Geometric design of friction ring dampers in blisks using nonlinear modal analysis and Kriging surrogate model

Integrally bladed disks (blisk) have been widely used in the turbo-machinery industry due to its high aerodynamic performance and structural efficiency. A friction ring damper (FRD) is usually integrated in the system to improve its low damping. However, the design of the geometry of this FRD become complex and computationally expensive due to the strong nonlinearities from friction interfaces.

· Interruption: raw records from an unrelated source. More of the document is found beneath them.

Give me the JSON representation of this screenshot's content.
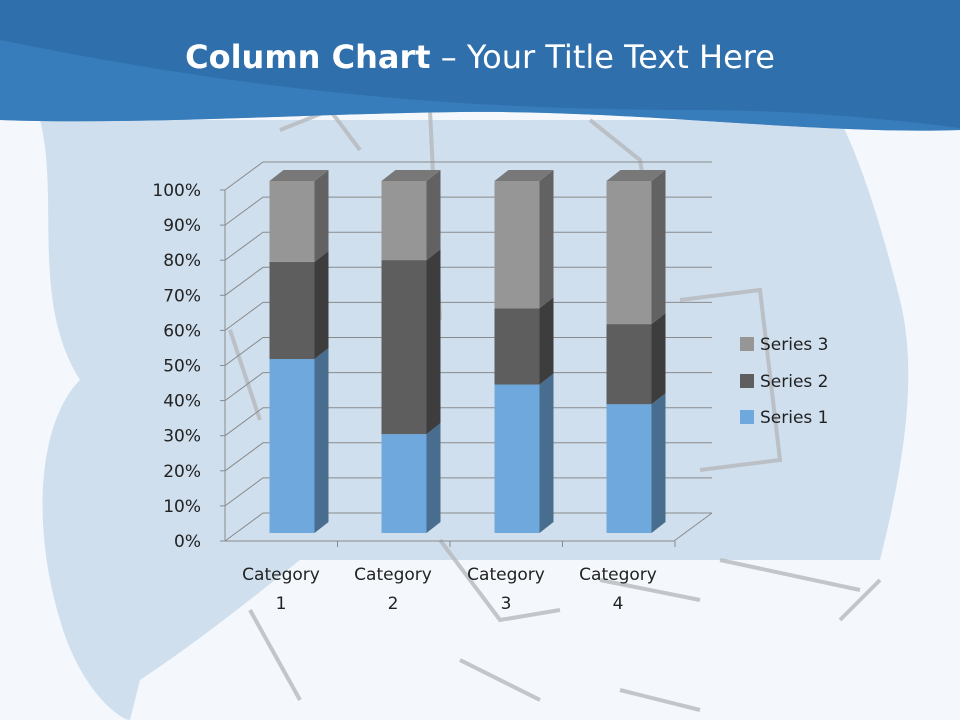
{
  "slide": {
    "title_bold": "Column Chart",
    "title_rest": " – Your Title Text Here"
  },
  "colors": {
    "header": "#2f6fab",
    "background_shape": "#cfdfee",
    "series": [
      "#6fa8dc",
      "#5e5e5e",
      "#969696"
    ]
  },
  "chart_data": {
    "type": "bar",
    "stacking": "percent",
    "3d": true,
    "categories": [
      "Category 1",
      "Category 2",
      "Category 3",
      "Category 4"
    ],
    "category_lines": [
      [
        "Category",
        "1"
      ],
      [
        "Category",
        "2"
      ],
      [
        "Category",
        "3"
      ],
      [
        "Category",
        "4"
      ]
    ],
    "series": [
      {
        "name": "Series 1",
        "values": [
          4.3,
          2.5,
          3.5,
          4.5
        ]
      },
      {
        "name": "Series 2",
        "values": [
          2.4,
          4.4,
          1.8,
          2.8
        ]
      },
      {
        "name": "Series 3",
        "values": [
          2,
          2,
          3,
          5
        ]
      }
    ],
    "yticks": [
      "0%",
      "10%",
      "20%",
      "30%",
      "40%",
      "50%",
      "60%",
      "70%",
      "80%",
      "90%",
      "100%"
    ],
    "ylim": [
      0,
      100
    ],
    "grid": true,
    "legend": "right"
  }
}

In this work, we propose an efficient modelling strategy based on advanced nonlinear modal analysis and Kriging surrogate models to design and optimize the geometry of a 3D FRD attached to a high fidelity full-scale blisk. The 3D ring damper is parametrised with a few key geometrical parameters. The impact of each geometric parameter and their sensitivities to nonlinear dynamic response can be efficiently assessed using Kriging meta-modelling based on a few damped nonlinear normal modes. Results demonstrate that the damping performances of ring dampers can be substantially optimized through the proposed modelling strategy whilst key insights for the design of the rings are given. It is also demonstrated that the distribution of the contact normal load on the contact interfaces has a strong influence on the damping performances and can be effectively tuned via the upper surface geometry of the ring dampers.

Automated summary

Integrally bladed disks (blisk) are widely used in the turbo-machinery industry due to their high aerodynamic performance and structural efficiency. However, the design of the friction ring damper (FRD) integrated in the system becomes complex and computationally expensive. In this study, an efficient modelling strategy based on advanced nonlinear modal analysis and Kriging surrogate models is proposed to design and optimize the geometry of a 3D FRD attached to a high fidelity full-scale blisk. The results show that the damping performances of ring dampers can be substantially optimized through this modelling strategy.